Welcome to Codebook, the cybersecurity newsletter with a line graph.
Today's newsletter is 1,308 words, a 5-minute read.
Illustration: Sarah Grillo/Axios
Chinese tech companies have ramped up efforts to set technical standards for facial recognition, raising concerns among business competitors, political observers and humanitarian advocates.
Why it matters: China has long made a systematic effort to set international standards on data and hardware compatibility across brands so that the standards reflect how Chinese products already work — giving its domestic industries a leg up in engineering races.
Driving the news: Several Chinese firms, including ZTE, Dahua and China Telecom, have sought approval at the International Telecommunication Union, a UN technical standards body, for technical standards allowing different companies' surveillance technology — including facial recognition — to work together.
To be clear: Technical standards do not commit atrocities.
But, but, but: China will likely use the technical standards to claim a UN seal of approval for its use of its products.
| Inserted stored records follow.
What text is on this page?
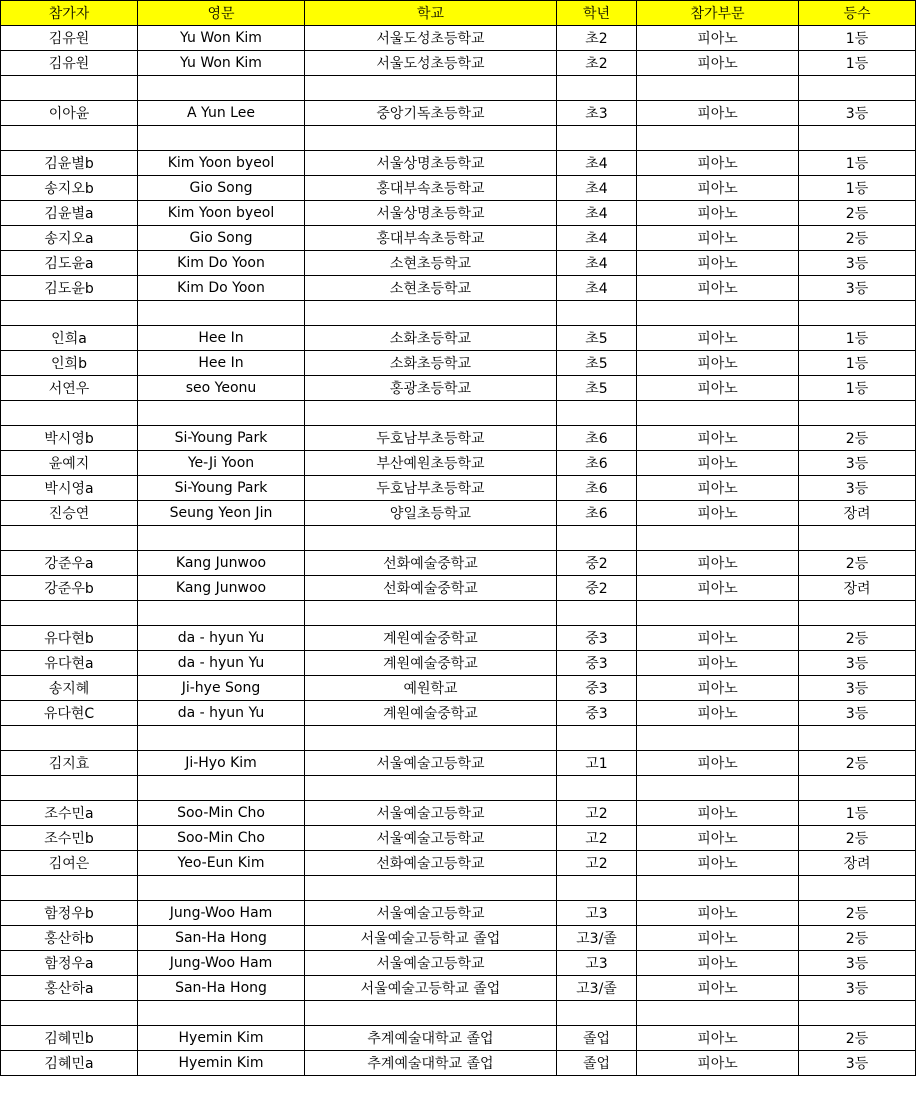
참가자	영문	학교	학년	참가부문	등수
김유원	Yu Won Kim	서울도성초등학교	초2	피아노	1등
김유원	Yu Won Kim	서울도성초등학교	초2	피아노	1등

이아윤	A Yun Lee	중앙기독초등학교	초3	피아노	3등

김윤별b	Kim Yoon byeol	서울상명초등학교	초4	피아노	1등
송지오b	Gio Song	홍대부속초등학교	초4	피아노	1등
김윤별a	Kim Yoon byeol	서울상명초등학교	초4	피아노	2등
송지오a	Gio Song	홍대부속초등학교	초4	피아노	2등
김도윤a	Kim Do Yoon	소현초등학교	초4	피아노	3등
김도윤b	Kim Do Yoon	소현초등학교	초4	피아노	3등

인희a	Hee In	소화초등학교	초5	피아노	1등
인희b	Hee In	소화초등학교	초5	피아노	1등
서연우	seo Yeonu	홍광초등학교	초5	피아노	1등

박시영b	Si-Young Park	두호남부초등학교	초6	피아노	2등
윤예지	Ye-Ji Yoon	부산예원초등학교	초6	피아노	3등
박시영a	Si-Young Park	두호남부초등학교	초6	피아노	3등
진승연	Seung Yeon Jin	양일초등학교	초6	피아노	장려

강준우a	Kang Junwoo	선화예술중학교	중2	피아노	2등
강준우b	Kang Junwoo	선화예술중학교	중2	피아노	장려

유다현b	da - hyun Yu	계원예술중학교	중3	피아노	2등
유다현a	da - hyun Yu	계원예술중학교	중3	피아노	3등
송지혜	Ji-hye Song	예원학교	중3	피아노	3등
유다현C	da - hyun Yu	계원예술중학교	중3	피아노	3등

김지효	Ji-Hyo Kim	서울예술고등학교	고1	피아노	2등

조수민a	Soo-Min Cho	서울예술고등학교	고2	피아노	1등
조수민b	Soo-Min Cho	서울예술고등학교	고2	피아노	2등
김여은	Yeo-Eun Kim	선화예술고등학교	고2	피아노	장려

함정우b	Jung-Woo Ham	서울예술고등학교	고3	피아노	2등
홍산하b	San-Ha Hong	서울예술고등학교 졸업	고3/졸	피아노	2등
함정우a	Jung-Woo Ham	서울예술고등학교	고3	피아노	3등
홍산하a	San-Ha Hong	서울예술고등학교 졸업	고3/졸	피아노	3등

김혜민b	Hyemin Kim	추계예술대학교 졸업	졸업	피아노	2등
김혜민a	Hyemin Kim	추계예술대학교 졸업	졸업	피아노	3등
The big picture: China has tried to use this standards approach to corner entire industries, including telecommunications. Facial recognition techniques represent a particularly thorny part of a broader effort to control artificial intelligence standards.
Between the lines: Technical standards are conventionally seen as modular schematics for emerging technologies. For instance, they explain how to encode an MP3 file so it will play on any device — not what an MP3 file should be allowed to encode.
IBM's X-Force IRIS research team reports that Iran is using a new disk-deleting "wiper" malware in destructive attacks.
Why it matters: Wiper malware is behind some of the most destructive attacks in history. Iran's OilRig group used malware known as Shamoon to substantially disrupt operations at Saudi Aramco.
The newly discovered malware, dubbed ZeroCleare, uses legitimate data modification software known as EldoS RawDisk to delete systems.
IBM sees several similarities between ZeroCleare and Shamoon, and the company believes the same actor is behind both attacks.
Senate Intelligence Committee Chairman Richard Burr (R-N.C.) said this week that Ukraine meets the standard for election meddling that people first held Russia to. But that's not what the numbers show (we have a graph!).
Why it matters: While Burr didn't draw a moral equivalence between Russia — which committed several crimes on U.S. soil during the 2016 election — and what we know about Ukraine, he muddled the debate in that direction.
Driving the news: "You considered Russia meddling with just the preference they had before you knew the rest of it," said Burr. "Apply the same standard to Ukraine."
But, but, but: Codebook analyzed 1,847 news stories from 179 news sources that used the words "Russia," "election," "meddling" and their derivatives between Jan. 1, 2014, and Jan. 1, 2017. And it's pretty clear the concept of Russian election meddling didn't enter the American zeitgeist until the WikiLeaks email leaks on July 25.
Burr did not respond to a request for comment.
Voting machines break down during Pennsylvania elections (New York Times): Mechanical and design problems in voting machines in Northampton County, Pennsylvania, nearly gave the election to the wrong judicial candidate.
Researcher arrested after advocating cryptocurrency in North Korea (DOJ): Virgil Griffith, a developer for the Ethereum cryptocurrency, was arrested after presenting on cryptocurrency in Pyongyang for helping North Korea evade U.S. sanctions.
Hackers are evading an Outlook security patch (FireEye): Microsoft first patched a vulnerability in Outlook in 2017. But the patch can be dodged.
This is the last Codebook for 2019. We have decided there will be no more cyber news until next year.